When done correctly, its simplicity is as stunning as it is pleasing. Some tender chicken straight off the charcoal grill and a peanut sauce that combines the sweetness of palm sugar or honey with the refreshing heat of ginger and the bite of fresh garlic are all it takes to make for a great meal. Throw in some exhaust fumes from about a million mopeds, and one is immediately transported to a street food stall in Bangkok. If done poorly, satay just might make you wish you had ordered a ham sandwich.

I wish I had ordered a ham sandwich.

Don’t let the zen-like sparseness of the dish pictured fool you. No meditating master chef was at work here. The uniform color made the alarms go off, before I had even tasted the skewered insulating foam on the plate in front of me: where were the grill marks? Where the scent of charcoal? Instead these appeared to have come straight out of the kitchen appliance from hell: the deep-fryer. (The only thing worse than satay out of a deep fryer is Wiener Schnitzel.) The crust did have an amazing ability though. While being cool to the touch, it managed to conceal behind its dry barrier relatively moist chicken, at a core temperatur of what I’d guess to have been around 397°C. The resulting burns on my tongue did manage to make the next course, tom kha gai, more bearable.

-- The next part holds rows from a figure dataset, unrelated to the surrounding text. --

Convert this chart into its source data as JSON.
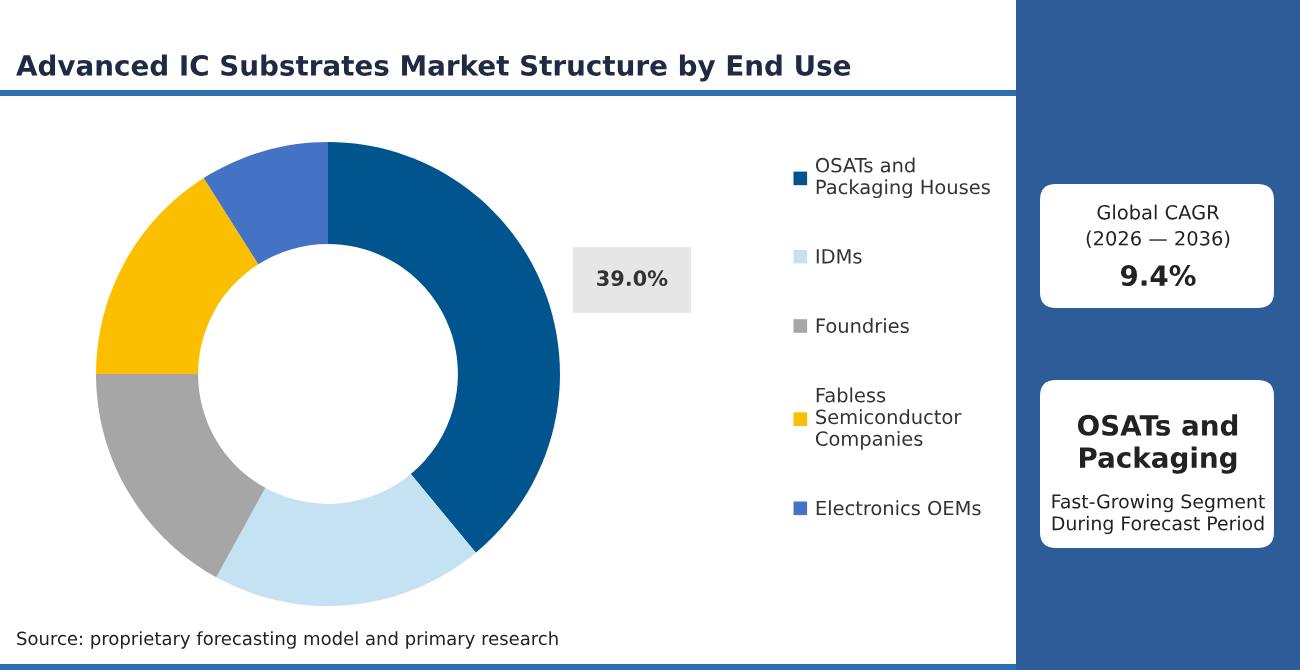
{
  "chart_data": [
    {
      "type": "donut",
      "title": "Advanced IC Substrates Market Structure by End Use",
      "categories": [
        "OSATs and Packaging Houses",
        "IDMs",
        "Foundries",
        "Fabless Semiconductor Companies",
        "Electronics OEMs"
      ],
      "values": [
        39,
        19,
        17,
        16,
        9
      ],
      "colors": [
        "#00558f",
        "#c5e2f2",
        "#a6a6a6",
        "#fbbf00",
        "#4472c4"
      ],
      "value_labels": [
        "39.0%",
        null,
        null,
        null,
        null
      ],
      "legend": "right",
      "annotations": [
        "Source: proprietary forecasting model and primary research"
      ]
    },
    {
      "type": "other",
      "annotations": [
        "Global CAGR",
        "(2026 — 2036)",
        "9.4%",
        "OSATs and Packaging",
        "Fast-Growing Segment During Forecast Period"
      ]
    }
  ]
}
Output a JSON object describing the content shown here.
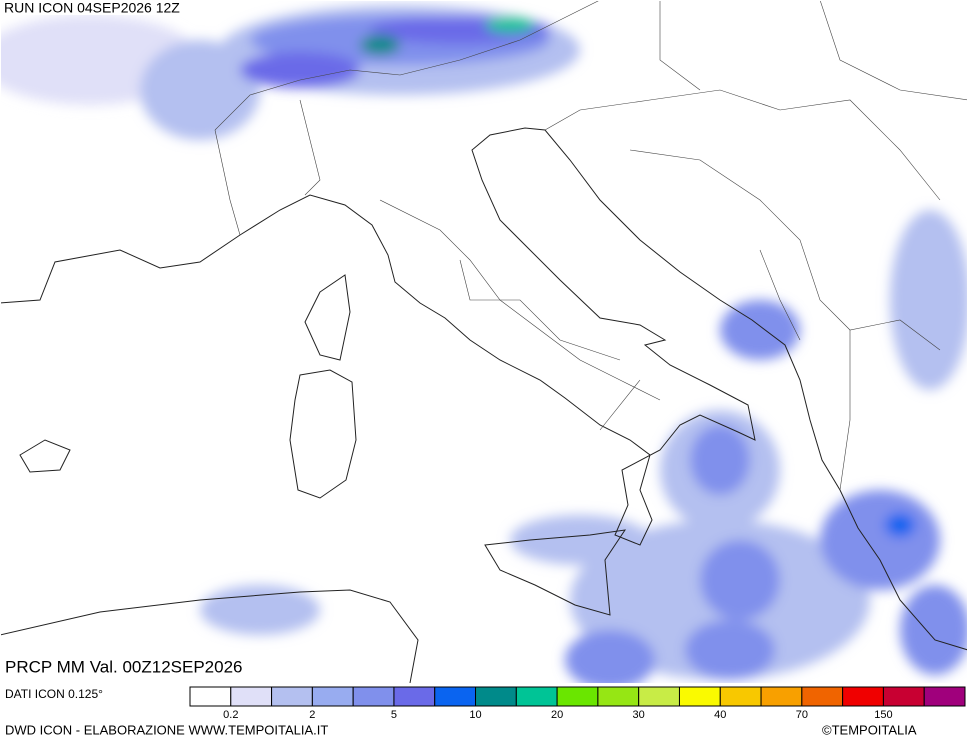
{
  "header": {
    "run": "RUN ICON 04SEP2026 12Z"
  },
  "map": {
    "variable": "PRCP MM Val. 00Z12SEP2026"
  },
  "footer": {
    "data_source": "DATI ICON 0.125°",
    "credit": "DWD ICON - ELABORAZIONE WWW.TEMPOITALIA.IT",
    "copyright": "©TEMPOITALIA"
  },
  "legend": {
    "colors": [
      "#ffffff",
      "#e0e0f8",
      "#b4c0f0",
      "#98acf0",
      "#8090ec",
      "#6a6ae8",
      "#0a64f0",
      "#008a8a",
      "#00c496",
      "#6ae600",
      "#96e614",
      "#c8ec46",
      "#fafa00",
      "#f8c800",
      "#f8a000",
      "#f06400",
      "#f00000",
      "#c80032",
      "#a0007c"
    ],
    "labels": [
      "0.2",
      "2",
      "5",
      "10",
      "20",
      "30",
      "40",
      "70",
      "150"
    ]
  }
}
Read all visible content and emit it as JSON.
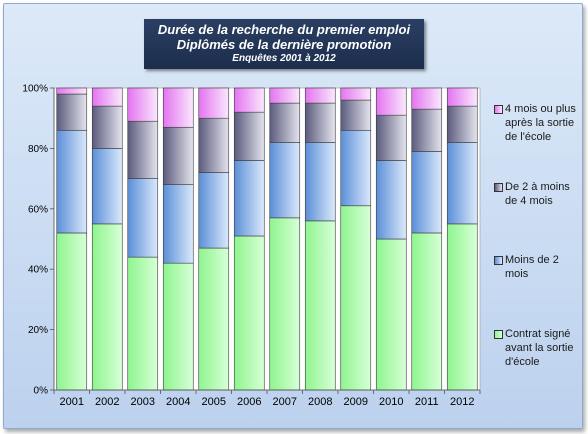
{
  "title": {
    "line1": "Durée de la recherche du premier emploi",
    "line2": "Diplômés de la dernière promotion",
    "line3": "Enquêtes 2001 à 2012"
  },
  "colors": {
    "s0": [
      "#8ef58e",
      "#d8ffd8"
    ],
    "s1": [
      "#5b8fd8",
      "#dbe9fb"
    ],
    "s2": [
      "#5b5b7d",
      "#e4e4ee"
    ],
    "s3": [
      "#e474f0",
      "#fae8fd"
    ]
  },
  "chart_data": {
    "type": "bar",
    "stacked": true,
    "categories": [
      "2001",
      "2002",
      "2003",
      "2004",
      "2005",
      "2006",
      "2007",
      "2008",
      "2009",
      "2010",
      "2011",
      "2012"
    ],
    "ylim": [
      0,
      100
    ],
    "yticks": [
      "0%",
      "20%",
      "40%",
      "60%",
      "80%",
      "100%"
    ],
    "grid": false,
    "legend_position": "right",
    "series": [
      {
        "name": "Contrat signé avant la sortie d'école",
        "values": [
          52,
          55,
          44,
          42,
          47,
          51,
          57,
          56,
          61,
          50,
          52,
          55
        ]
      },
      {
        "name": "Moins de 2 mois",
        "values": [
          34,
          25,
          26,
          26,
          25,
          25,
          25,
          26,
          25,
          26,
          27,
          27
        ]
      },
      {
        "name": "De 2 à moins de 4 mois",
        "values": [
          12,
          14,
          19,
          19,
          18,
          16,
          13,
          13,
          10,
          15,
          14,
          12
        ]
      },
      {
        "name": "4 mois ou plus après la sortie de l'école",
        "values": [
          2,
          6,
          11,
          13,
          10,
          8,
          5,
          5,
          4,
          9,
          7,
          6
        ]
      }
    ]
  },
  "legend": [
    {
      "label": "4 mois ou plus après la sortie de l'école"
    },
    {
      "label": "De 2 à moins de 4 mois"
    },
    {
      "label": "Moins de 2 mois"
    },
    {
      "label": "Contrat signé avant la sortie d'école"
    }
  ]
}
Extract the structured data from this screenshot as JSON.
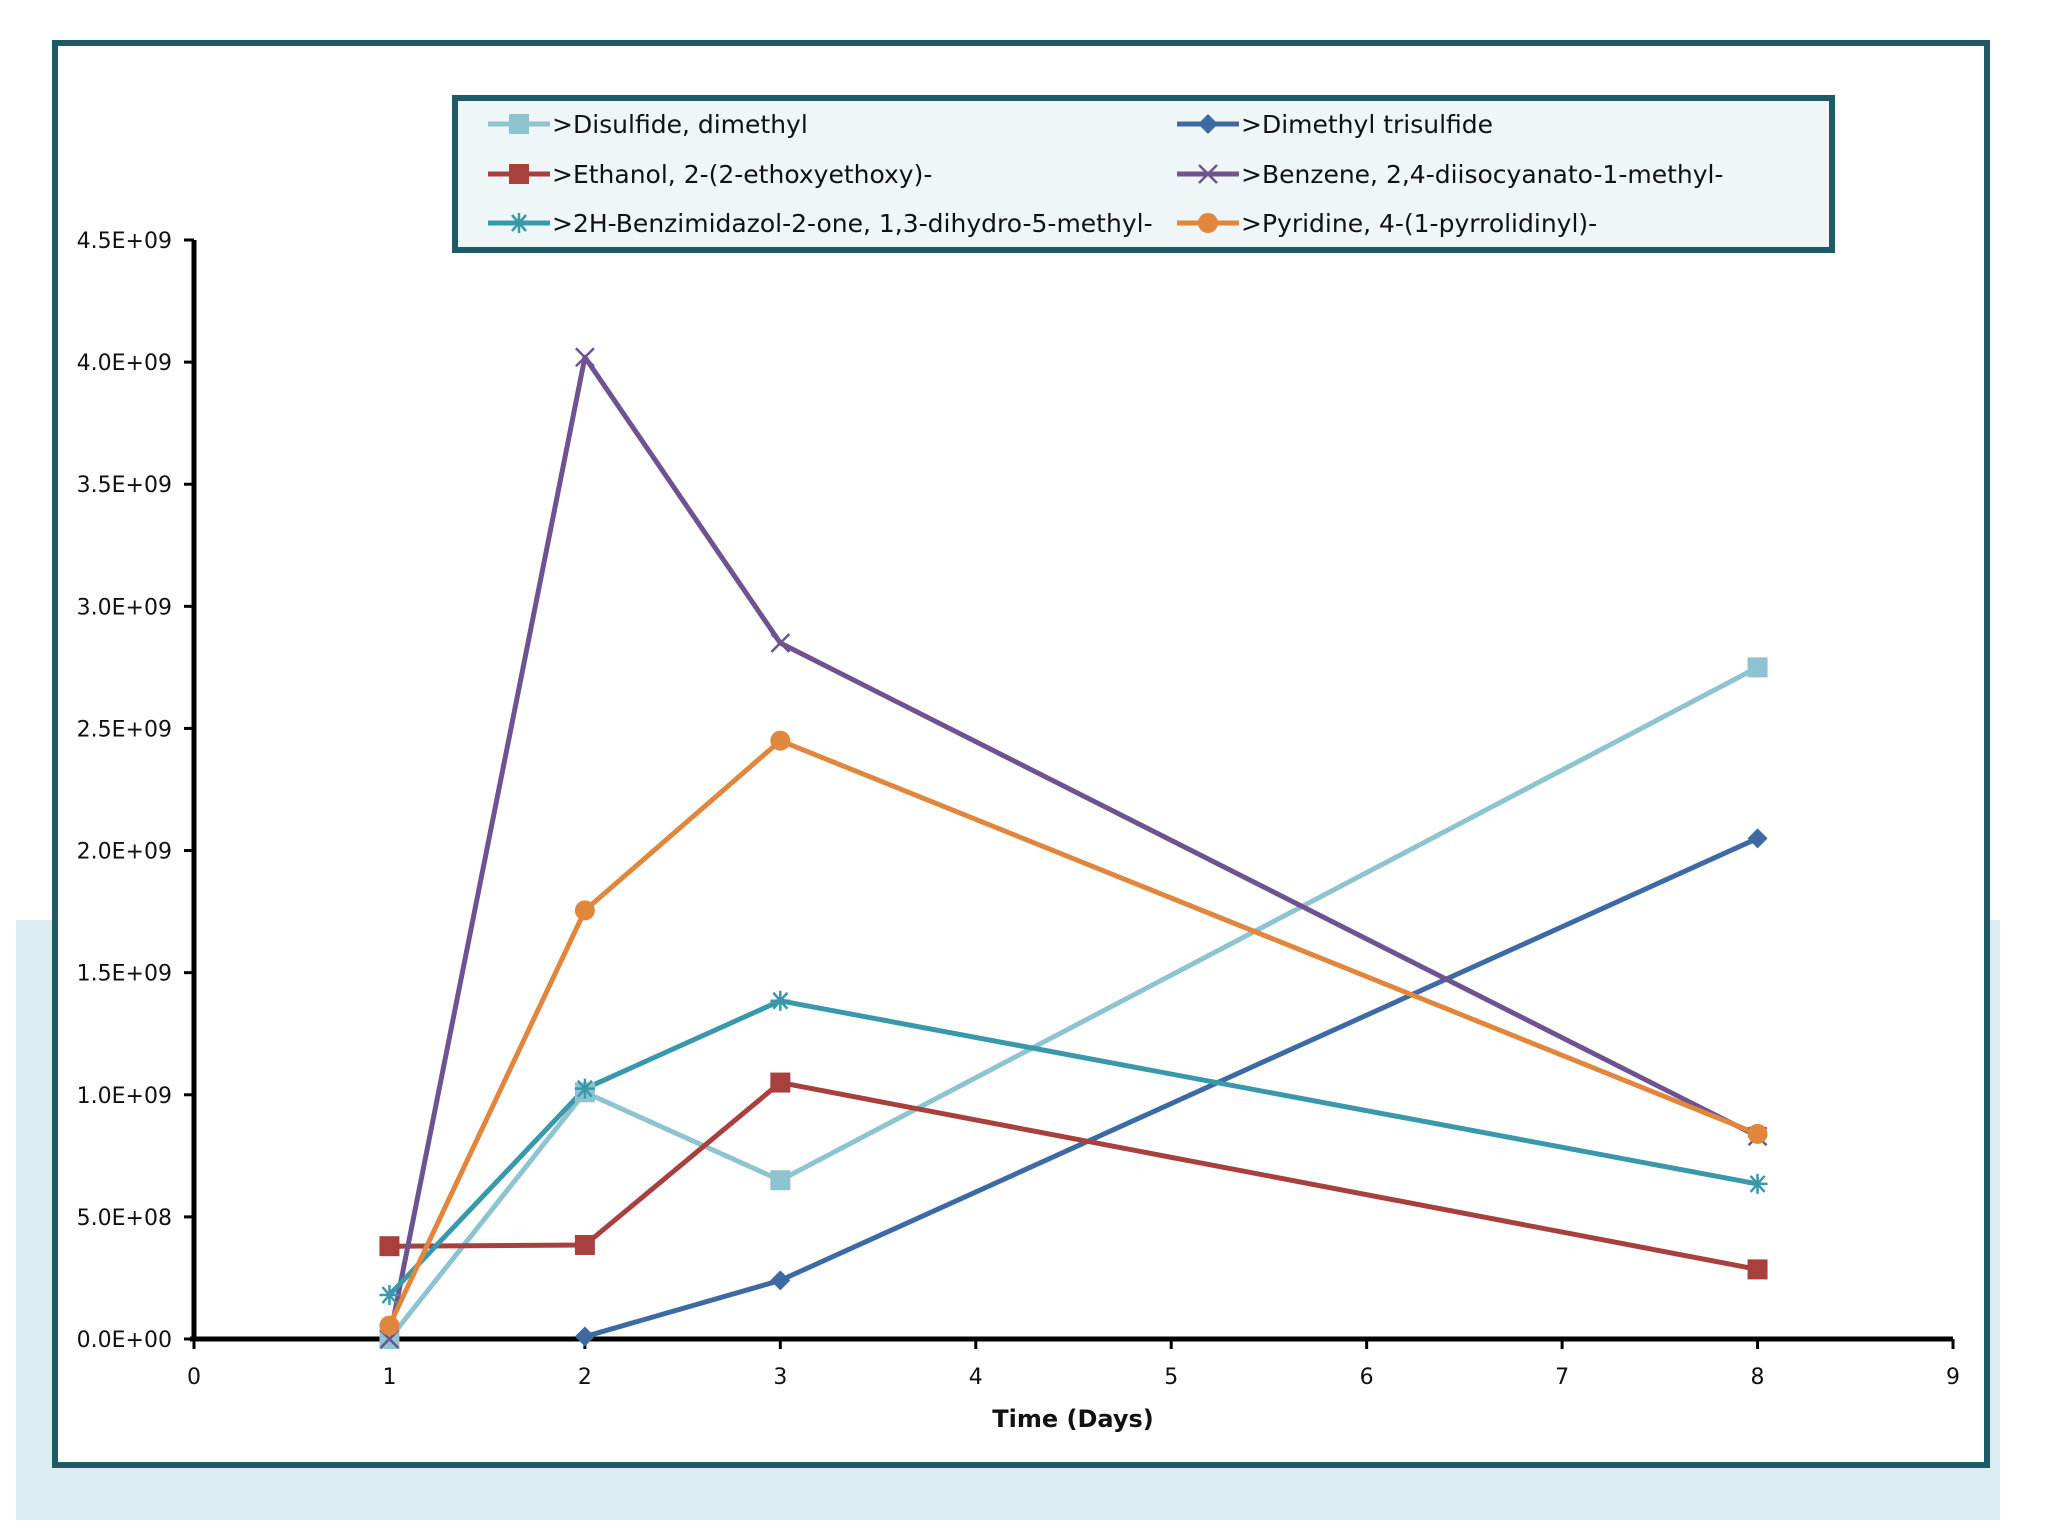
{
  "chart_data": {
    "type": "line",
    "title": "",
    "xlabel": "Time (Days)",
    "ylabel": "",
    "xlim": [
      0,
      9
    ],
    "ylim": [
      0,
      4500000000
    ],
    "x_ticks": [
      "0",
      "1",
      "2",
      "3",
      "4",
      "5",
      "6",
      "7",
      "8",
      "9"
    ],
    "y_ticks": [
      "0.0E+00",
      "5.0E+08",
      "1.0E+09",
      "1.5E+09",
      "2.0E+09",
      "2.5E+09",
      "3.0E+09",
      "3.5E+09",
      "4.0E+09",
      "4.5E+09"
    ],
    "legend_position": "top",
    "series": [
      {
        "name": ">Disulfide, dimethyl",
        "color": "#8ec3d0",
        "marker": "square",
        "points": [
          [
            1,
            0
          ],
          [
            2,
            1010000000
          ],
          [
            3,
            650000000
          ],
          [
            8,
            2750000000
          ]
        ]
      },
      {
        "name": ">Dimethyl trisulfide",
        "color": "#3e6aa3",
        "marker": "diamond",
        "points": [
          [
            2,
            10000000
          ],
          [
            3,
            240000000
          ],
          [
            8,
            2050000000
          ]
        ]
      },
      {
        "name": ">Ethanol, 2-(2-ethoxyethoxy)-",
        "color": "#a8403e",
        "marker": "square",
        "points": [
          [
            1,
            380000000
          ],
          [
            2,
            385000000
          ],
          [
            3,
            1050000000
          ],
          [
            8,
            285000000
          ]
        ]
      },
      {
        "name": ">Benzene, 2,4-diisocyanato-1-methyl-",
        "color": "#6e5390",
        "marker": "x",
        "points": [
          [
            1,
            0
          ],
          [
            2,
            4020000000
          ],
          [
            3,
            2850000000
          ],
          [
            8,
            830000000
          ]
        ]
      },
      {
        "name": ">2H-Benzimidazol-2-one, 1,3-dihydro-5-methyl-",
        "color": "#3a98ab",
        "marker": "star",
        "points": [
          [
            1,
            180000000
          ],
          [
            2,
            1025000000
          ],
          [
            3,
            1385000000
          ],
          [
            8,
            635000000
          ]
        ]
      },
      {
        "name": ">Pyridine, 4-(1-pyrrolidinyl)-",
        "color": "#e0873d",
        "marker": "circle",
        "points": [
          [
            1,
            55000000
          ],
          [
            2,
            1755000000
          ],
          [
            3,
            2450000000
          ],
          [
            8,
            840000000
          ]
        ]
      }
    ]
  }
}
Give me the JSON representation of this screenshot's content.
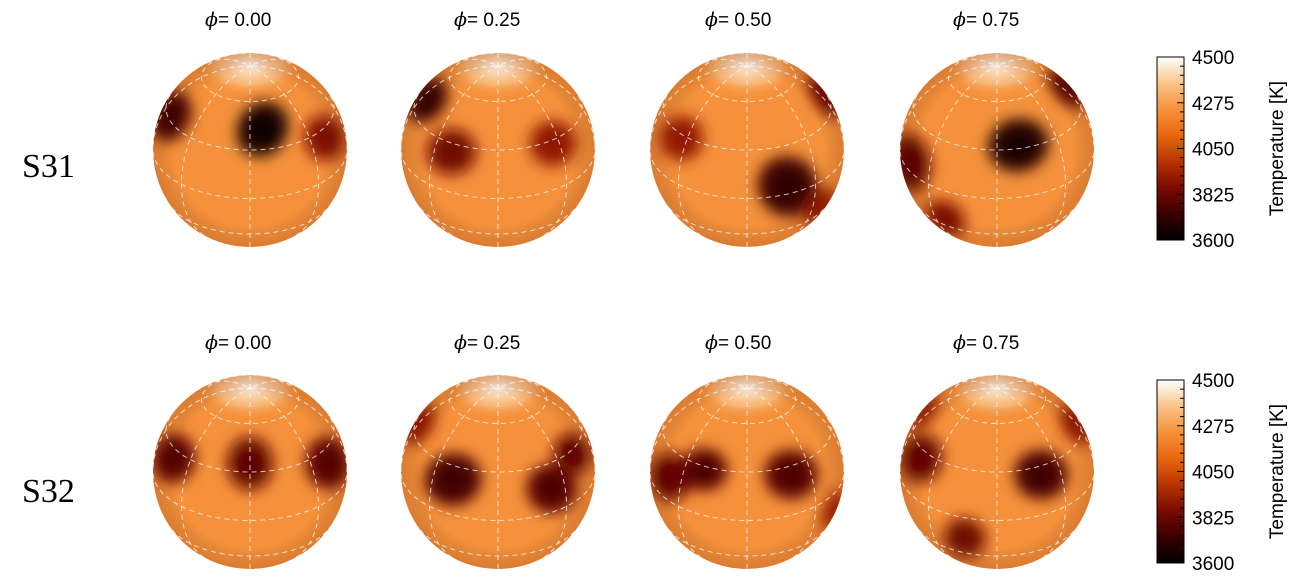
{
  "rows": [
    {
      "label": "S31",
      "panels": [
        {
          "phase_symbol": "ϕ",
          "phase_text": "= 0.00",
          "phase": 0.0
        },
        {
          "phase_symbol": "ϕ",
          "phase_text": "= 0.25",
          "phase": 0.25
        },
        {
          "phase_symbol": "ϕ",
          "phase_text": "= 0.50",
          "phase": 0.5
        },
        {
          "phase_symbol": "ϕ",
          "phase_text": "= 0.75",
          "phase": 0.75
        }
      ],
      "spots": [
        [
          {
            "lon": 10,
            "lat": 40,
            "r": 0.36,
            "strength": 1.0
          },
          {
            "lon": 62,
            "lat": 25,
            "r": 0.33,
            "strength": 0.65
          },
          {
            "lon": 140,
            "lat": 28,
            "r": 0.33,
            "strength": 0.6
          },
          {
            "lon": 210,
            "lat": 0,
            "r": 0.45,
            "strength": 0.85
          },
          {
            "lon": 290,
            "lat": 32,
            "r": 0.38,
            "strength": 0.95
          },
          {
            "lon": 240,
            "lat": -25,
            "r": 0.3,
            "strength": 0.75
          }
        ],
        [
          {
            "lon": 20,
            "lat": 40,
            "r": 0.32,
            "strength": 0.85
          },
          {
            "lon": 85,
            "lat": 20,
            "r": 0.35,
            "strength": 0.8
          },
          {
            "lon": 160,
            "lat": 20,
            "r": 0.35,
            "strength": 0.9
          },
          {
            "lon": 215,
            "lat": -25,
            "r": 0.33,
            "strength": 0.75
          },
          {
            "lon": 300,
            "lat": 20,
            "r": 0.35,
            "strength": 0.85
          }
        ]
      ]
    },
    {
      "label": "S32",
      "panels": [
        {
          "phase_symbol": "ϕ",
          "phase_text": "= 0.00",
          "phase": 0.0
        },
        {
          "phase_symbol": "ϕ",
          "phase_text": "= 0.25",
          "phase": 0.25
        },
        {
          "phase_symbol": "ϕ",
          "phase_text": "= 0.50",
          "phase": 0.5
        },
        {
          "phase_symbol": "ϕ",
          "phase_text": "= 0.75",
          "phase": 0.75
        }
      ]
    }
  ],
  "colorbar": {
    "title": "Temperature [K]",
    "tick_labels": [
      "4500",
      "4275",
      "4050",
      "3825",
      "3600"
    ],
    "min": 3600,
    "max": 4500,
    "stops": [
      "#000000",
      "#3a0000",
      "#7a0a00",
      "#b83300",
      "#e8670e",
      "#f5913b",
      "#fbc489",
      "#ffffff"
    ]
  },
  "colors": {
    "photosphere": "#f5913b",
    "grid": "#ffffff"
  }
}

But what about the sauce? This I had hoped would be the saving element, the deciding goal in the 90th minute of the World Cup final, turning desaster into delight. But alas, the shot went straight over the cross bar. Thin, uneventful and boring. But strangely enough, I wish there had been a little more of it. Because the last two skewers were rather dry and drab all on their own.

The beer was an Erdinger Weißbier. Light and refreshing.

All in all a pretty lame Number 22. While not inedible it left me pining for the real thing. Minus the mopeds.